Since these veterans had symptoms identical to CFS, Dr. Cheney began testing CFS patients and almost all had this same aberrant RNA segment. This strongly suggests that the veterans and the CFS patients have the same illness, and that the aberrant segment of RNA is very likely a diagnostic marker. Dr. Cheney suspects that this marker only appears well into the illness, and will not be found close to onset. He also believes that the amount of aberrant RNA in the blood serum may correlate with illness severity.
Why would patients with CFS and GWS have an aberrant piece of RNA, and why would they all happen to have the same one? Dr. Cheney uses a wonderful analogy to explain it – a poker game. When we’re faced with an extreme threat to our health, our body plays poker with its DNA in order to find something that will help. Our body is breaking some of our DNA up into cards and shuffling them to see if it can deal a winning hand.
There are three possibilities when dealing out poker hands. You can deal a winning hand. That’s possibly what this RNA segment found in both CFS and GWS is – a winning hand. The body shuffles its way to something that it senses might help, so it remembers it and makes a lot of copies. These segments float around in the blood on their way to other cells to make more copies, and they show up on the test more easily because there are so many of them. The potential diagnostic marker is actually a winning hand, or as close as the body can come to one. And it’s a marker because everyone with the same illness will eventually shuffle to the same solution. Same problem – same helpful answer.
A second possibility is a bust hand. You don’t win or lose – the new segment doesn’t help, but it doesn’t hurt either. The third possibility is bad news.

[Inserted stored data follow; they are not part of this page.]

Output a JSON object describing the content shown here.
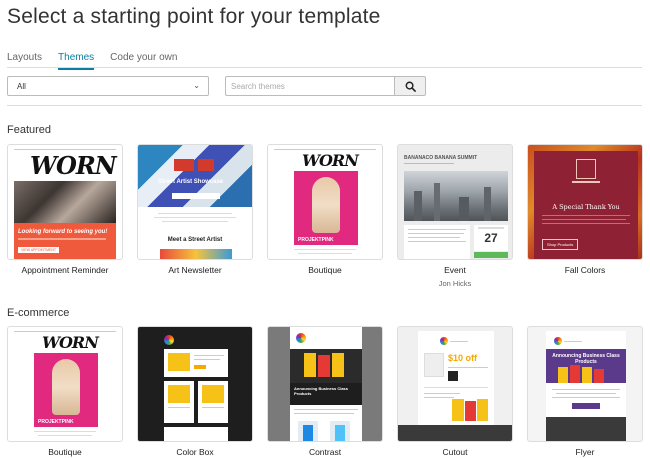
{
  "page": {
    "title": "Select a starting point for your template"
  },
  "tabs": [
    {
      "label": "Layouts",
      "active": false
    },
    {
      "label": "Themes",
      "active": true
    },
    {
      "label": "Code your own",
      "active": false
    }
  ],
  "filters": {
    "category_value": "All",
    "search_placeholder": "Search themes",
    "search_icon": "magnifier-icon"
  },
  "sections": [
    {
      "title": "Featured",
      "cards": [
        {
          "label": "Appointment Reminder",
          "thumb_text": "WORN",
          "banner_text": "Looking forward to seeing you!",
          "button_text": "VIEW APPOINTMENT"
        },
        {
          "label": "Art Newsletter",
          "thumb_title": "Street Artist Showcase",
          "thumb_sub": "Meet a Street Artist"
        },
        {
          "label": "Boutique",
          "thumb_text": "WORN",
          "banner_text": "PROJEKTPINK"
        },
        {
          "label": "Event",
          "sub": "Jon Hicks",
          "thumb_title": "BANANACO BANANA SUMMIT",
          "date_day": "27"
        },
        {
          "label": "Fall Colors",
          "thumb_title": "A Special Thank You",
          "button_text": "Shop Products"
        }
      ]
    },
    {
      "title": "E-commerce",
      "cards": [
        {
          "label": "Boutique",
          "thumb_text": "WORN",
          "banner_text": "PROJEKTPINK"
        },
        {
          "label": "Color Box"
        },
        {
          "label": "Contrast",
          "thumb_title": "Announcing Business Class Products"
        },
        {
          "label": "Cutout",
          "price": "$10 off"
        },
        {
          "label": "Flyer",
          "thumb_title": "Announcing Business Class Products"
        }
      ]
    }
  ],
  "colors": {
    "accent": "#0a7ea4",
    "coral": "#ef5a3c",
    "magenta": "#e0297f",
    "maroon": "#8e2234",
    "event_green": "#5fb85a",
    "dark": "#222222",
    "purple": "#5b3a8c"
  }
}
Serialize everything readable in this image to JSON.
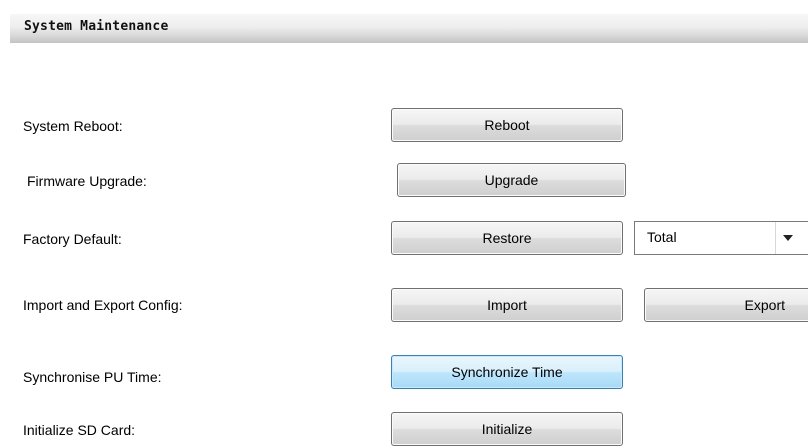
{
  "header": {
    "title": "System Maintenance"
  },
  "rows": {
    "reboot": {
      "label": "System Reboot:",
      "button": "Reboot"
    },
    "upgrade": {
      "label": "Firmware Upgrade:",
      "button": "Upgrade"
    },
    "factory": {
      "label": "Factory Default:",
      "button": "Restore",
      "select_value": "Total"
    },
    "config": {
      "label": "Import and Export Config:",
      "import_button": "Import",
      "export_button": "Export"
    },
    "sync": {
      "label": "Synchronise PU Time:",
      "button": "Synchronize Time"
    },
    "sdcard": {
      "label": "Initialize SD Card:",
      "button": "Initialize"
    }
  },
  "icons": {
    "select_arrow": "chevron-down-icon"
  },
  "colors": {
    "focused_button_border": "#3c7fb1",
    "header_gradient_bottom": "#c6c6c6"
  }
}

Every so often you deal a hand with the joker in it. The body shuffles and deals out a segment that is a metabolic toxin. If it is extremely poisonous it will destroy the cell in which it was created, thus destroying itself. The real problem is the minor toxins, the ones that make you sick but won’t kill you. You shuffle out enough of these bad hands and it can keep you from getting well. The hope is that the new treatment Dr. Cheney is testing, fetal bovine growth factor, will be able to destroy some or all of these aberrant segments of RNA.
More research is needed to confirm that this segment of RNA is a diagnostic marker, but Dr. Cheney believes this is by far the best candidate yet. He also notes that while it would be a genetic marker, it is not one we are born with. It is one our body creates in response to this illness.
This article was compiled by Carol Sieverling, with full permission from Dr. Cheney. The study mentioned is entitled “RNAs in the Sera of Persian Gulf War Veterans Have Segments Homologous to Chromosome 22q11.2”, written by Urnovitz, Tuite, Higashida, and Murphy, and
was published in Clinical and Diagnostic Laboratory Immunology in May 1999, p. 330-335.